Repubblica: I documenti segreti di WikiLeaks fanno tremare i leader mondiali, tra poche ore la pubblicazione del dossier bollente

WIKILEAKS FA TREMARE I LEADER MONDIALI – Il terremoto non è ancora arrivato, ma le scosse di avvertimento che lo precedono sono già pesantissime. A poche ore dalla pubblicazione di 3 milioni di documenti segreti del dipartimento di Stato, la diplomazia americana trema e con essa i governi di tutto il mondo.

Ieri mattina, archiviata la festività di Thanksgiving – giovedì – gli inviati statunitensi hanno avvertito gli esecutivi di riferimento che la pubblicazione dei file creerà imbarazzi e problemi nelle relazioni fra i loro Paesi e gli Stati Uniti, preparandoli allo «scenario peggiore che possiamo immaginare», come lo aveva definito nei giorni scorsi Washington.
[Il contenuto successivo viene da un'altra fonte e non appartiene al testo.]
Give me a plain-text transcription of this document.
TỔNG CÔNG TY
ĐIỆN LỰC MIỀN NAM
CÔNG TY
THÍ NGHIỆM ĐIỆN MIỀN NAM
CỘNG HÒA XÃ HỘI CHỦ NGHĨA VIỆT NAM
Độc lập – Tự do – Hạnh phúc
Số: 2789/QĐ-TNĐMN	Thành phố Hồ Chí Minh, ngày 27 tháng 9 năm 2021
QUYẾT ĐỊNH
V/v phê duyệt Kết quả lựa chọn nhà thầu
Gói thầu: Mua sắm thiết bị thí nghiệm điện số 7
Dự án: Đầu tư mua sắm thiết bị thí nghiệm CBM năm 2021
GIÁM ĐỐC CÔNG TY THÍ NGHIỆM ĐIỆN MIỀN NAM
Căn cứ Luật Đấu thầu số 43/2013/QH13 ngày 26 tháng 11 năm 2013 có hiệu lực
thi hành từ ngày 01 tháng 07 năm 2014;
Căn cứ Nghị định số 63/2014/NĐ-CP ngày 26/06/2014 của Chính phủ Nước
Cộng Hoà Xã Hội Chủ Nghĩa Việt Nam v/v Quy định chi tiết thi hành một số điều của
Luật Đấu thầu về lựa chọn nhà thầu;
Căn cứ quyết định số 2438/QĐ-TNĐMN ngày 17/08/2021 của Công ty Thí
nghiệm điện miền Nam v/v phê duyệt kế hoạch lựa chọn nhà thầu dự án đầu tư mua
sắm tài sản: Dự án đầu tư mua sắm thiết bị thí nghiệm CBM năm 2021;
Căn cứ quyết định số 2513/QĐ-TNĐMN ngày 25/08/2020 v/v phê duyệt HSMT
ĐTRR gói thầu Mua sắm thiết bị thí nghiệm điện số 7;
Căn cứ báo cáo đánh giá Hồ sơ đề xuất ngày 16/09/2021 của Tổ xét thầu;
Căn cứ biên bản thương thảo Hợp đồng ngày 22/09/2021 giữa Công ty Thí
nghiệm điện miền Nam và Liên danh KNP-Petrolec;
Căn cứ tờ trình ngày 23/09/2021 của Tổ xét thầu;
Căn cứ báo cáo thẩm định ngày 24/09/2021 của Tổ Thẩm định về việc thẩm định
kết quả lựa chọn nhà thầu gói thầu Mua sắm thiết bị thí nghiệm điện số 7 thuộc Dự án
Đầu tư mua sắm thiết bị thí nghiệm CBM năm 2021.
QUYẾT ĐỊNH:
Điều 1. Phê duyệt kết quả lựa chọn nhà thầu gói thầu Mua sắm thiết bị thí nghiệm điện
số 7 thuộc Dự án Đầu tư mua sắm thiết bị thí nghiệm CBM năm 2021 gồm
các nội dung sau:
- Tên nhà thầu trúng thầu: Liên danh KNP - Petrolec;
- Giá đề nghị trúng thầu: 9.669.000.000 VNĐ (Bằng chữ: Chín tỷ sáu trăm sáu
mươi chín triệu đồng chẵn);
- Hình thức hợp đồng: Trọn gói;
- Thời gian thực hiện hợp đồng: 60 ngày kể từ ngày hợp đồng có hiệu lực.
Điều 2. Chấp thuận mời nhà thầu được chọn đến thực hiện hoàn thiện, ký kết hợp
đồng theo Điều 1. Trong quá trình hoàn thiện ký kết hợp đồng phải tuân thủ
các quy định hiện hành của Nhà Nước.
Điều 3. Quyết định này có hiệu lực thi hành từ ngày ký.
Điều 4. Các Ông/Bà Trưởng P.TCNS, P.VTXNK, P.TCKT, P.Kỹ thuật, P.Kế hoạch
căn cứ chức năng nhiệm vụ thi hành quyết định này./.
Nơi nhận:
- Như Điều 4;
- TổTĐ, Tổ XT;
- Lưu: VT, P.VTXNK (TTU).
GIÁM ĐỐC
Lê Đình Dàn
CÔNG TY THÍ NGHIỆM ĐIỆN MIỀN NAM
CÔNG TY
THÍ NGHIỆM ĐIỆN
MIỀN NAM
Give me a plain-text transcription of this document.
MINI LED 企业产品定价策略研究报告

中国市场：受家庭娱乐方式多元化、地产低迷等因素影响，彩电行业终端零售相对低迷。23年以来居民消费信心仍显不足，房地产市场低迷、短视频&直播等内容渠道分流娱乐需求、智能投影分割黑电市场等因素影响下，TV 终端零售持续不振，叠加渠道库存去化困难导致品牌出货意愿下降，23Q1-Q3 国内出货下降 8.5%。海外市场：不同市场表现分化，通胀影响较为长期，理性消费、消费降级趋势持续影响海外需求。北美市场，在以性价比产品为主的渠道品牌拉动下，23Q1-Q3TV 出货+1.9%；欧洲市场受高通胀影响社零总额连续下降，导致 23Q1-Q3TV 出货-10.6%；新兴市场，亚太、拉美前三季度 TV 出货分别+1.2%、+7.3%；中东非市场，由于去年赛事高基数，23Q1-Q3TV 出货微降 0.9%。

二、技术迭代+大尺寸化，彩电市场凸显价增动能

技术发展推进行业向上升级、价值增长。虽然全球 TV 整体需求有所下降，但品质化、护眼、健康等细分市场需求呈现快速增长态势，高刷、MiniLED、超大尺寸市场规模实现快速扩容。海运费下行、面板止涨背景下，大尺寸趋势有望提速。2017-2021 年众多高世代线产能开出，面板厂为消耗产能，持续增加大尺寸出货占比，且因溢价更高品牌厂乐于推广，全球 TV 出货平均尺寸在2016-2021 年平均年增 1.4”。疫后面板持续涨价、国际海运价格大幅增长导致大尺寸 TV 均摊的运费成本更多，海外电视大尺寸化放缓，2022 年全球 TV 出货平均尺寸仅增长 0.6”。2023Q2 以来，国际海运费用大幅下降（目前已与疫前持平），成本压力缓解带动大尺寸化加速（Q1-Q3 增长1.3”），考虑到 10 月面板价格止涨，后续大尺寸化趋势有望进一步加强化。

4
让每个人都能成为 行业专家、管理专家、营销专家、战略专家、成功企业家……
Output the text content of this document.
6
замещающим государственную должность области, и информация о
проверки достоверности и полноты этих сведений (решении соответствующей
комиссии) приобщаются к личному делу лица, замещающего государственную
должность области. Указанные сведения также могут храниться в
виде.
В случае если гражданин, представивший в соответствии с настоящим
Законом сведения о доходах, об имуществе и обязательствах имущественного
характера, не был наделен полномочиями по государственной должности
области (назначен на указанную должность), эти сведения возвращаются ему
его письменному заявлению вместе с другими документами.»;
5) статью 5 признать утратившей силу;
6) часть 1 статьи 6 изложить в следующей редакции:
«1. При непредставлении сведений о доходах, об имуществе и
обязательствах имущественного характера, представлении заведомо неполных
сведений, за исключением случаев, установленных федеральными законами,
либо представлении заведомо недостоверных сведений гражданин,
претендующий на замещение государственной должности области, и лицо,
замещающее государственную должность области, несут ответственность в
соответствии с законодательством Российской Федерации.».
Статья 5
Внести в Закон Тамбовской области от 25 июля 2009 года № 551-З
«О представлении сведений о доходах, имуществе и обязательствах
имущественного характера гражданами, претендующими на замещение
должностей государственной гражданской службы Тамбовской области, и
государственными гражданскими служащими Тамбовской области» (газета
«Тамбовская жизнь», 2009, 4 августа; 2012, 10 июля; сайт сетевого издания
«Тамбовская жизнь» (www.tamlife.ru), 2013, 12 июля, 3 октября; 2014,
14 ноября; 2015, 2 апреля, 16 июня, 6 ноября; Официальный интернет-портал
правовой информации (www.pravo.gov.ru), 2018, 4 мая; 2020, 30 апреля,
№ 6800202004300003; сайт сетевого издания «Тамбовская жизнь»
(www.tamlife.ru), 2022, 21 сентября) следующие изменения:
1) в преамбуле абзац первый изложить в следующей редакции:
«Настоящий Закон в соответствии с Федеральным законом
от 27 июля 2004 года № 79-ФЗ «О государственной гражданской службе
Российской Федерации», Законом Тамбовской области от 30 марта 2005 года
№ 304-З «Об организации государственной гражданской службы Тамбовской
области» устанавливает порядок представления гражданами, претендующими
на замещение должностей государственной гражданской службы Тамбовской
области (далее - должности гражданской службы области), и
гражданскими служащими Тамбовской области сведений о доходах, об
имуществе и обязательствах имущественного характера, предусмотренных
Valutazione confermata da un portavoce del ministero degli Esteri svedese, che ieri ha definito la fuga di notizie «la più grave a cui abbiamo assistito finora».

Se in alcuni casi gli avvertimenti sono suonati più come una cortesia diplomatica che come l´annuncio di problemi seri – Danimarca e Norvegia, per esempio – in altri la situazione si presenta ben più grave. Il governo israeliano è stato fra i primi ad essere avvertiti e, secondo quanto riporta il quotidiano Haaretz, è fra quelli che nei documenti potrebbe trovare sorprese peggiori: i rapporti fra l´Amministrazione Obama e il governo conservatore di Benjamin Netanyahu non sono mai stati semplici, e dei giudizi espliciti da parte degli americani sulle posizione israeliane riguardo il processo di pace o la controversa questione degli insediamenti, potrebbero renderli ancora più difficili. Difficile la situazione anche in Russia: il quotidiano Kommernsat ha pubblicato indiscrezioni secondo le quali nei file ci sarebbero giudizi poco lusinghieri nei confronti del primo ministro Vladimir Putin e delle sue politiche. Nelle rivelazioni sarebbe coinvolto anche il presidente Medvedev. Altre due zone calde sono la Cina e la Turchia, mentre non è chiaro cosa di grave ci sia che coinvolga l´Australia: eppure il ministro degli Esteri Kevin Rudd sarebbe stato avvertito da Hillary Clinton in persona.

A Roma, la conferma della notifica da parte dell´ambasciatore David Thorne è arrivata nel primo pomeriggio: su quello che i file contengono per quanto riguarda il nostro Paese c´è il mistero, ma il ministro degli Esteri Franco Frattini ha detto che riguardano solo questioni generali. Frattini è stato anche l´unico a dare una notizia che, se confermata, sarebbe clamorosa: l´autore del “leak”, la soffiata che ha fatto arrivare al sito fondato da Julian Assange i file incriminati, sarebbe stato arrestato.

In attesa della pubblicazione – che verrà fatta in contemporanea da diversi giornali in tutto il mondo, secondo una tempistica stabilita da WikiLeaks – ieri sulla loro pagina Twitter gli uomini di Assange si sono divertiti a prendere – di nuovo – in giro quelli che ormai sono diventati i loro bersagli preferiti, gli americani: questa volta lo hanno fatto con due immagini, una che fa la parodia dell´aquila simbolo degli Stati Uniti, l´altra che esalta della forza dirompente della verità di fronte alla menzogna. Quanta forza questa verità avrà realmente lo si capirà nelle prossime ore.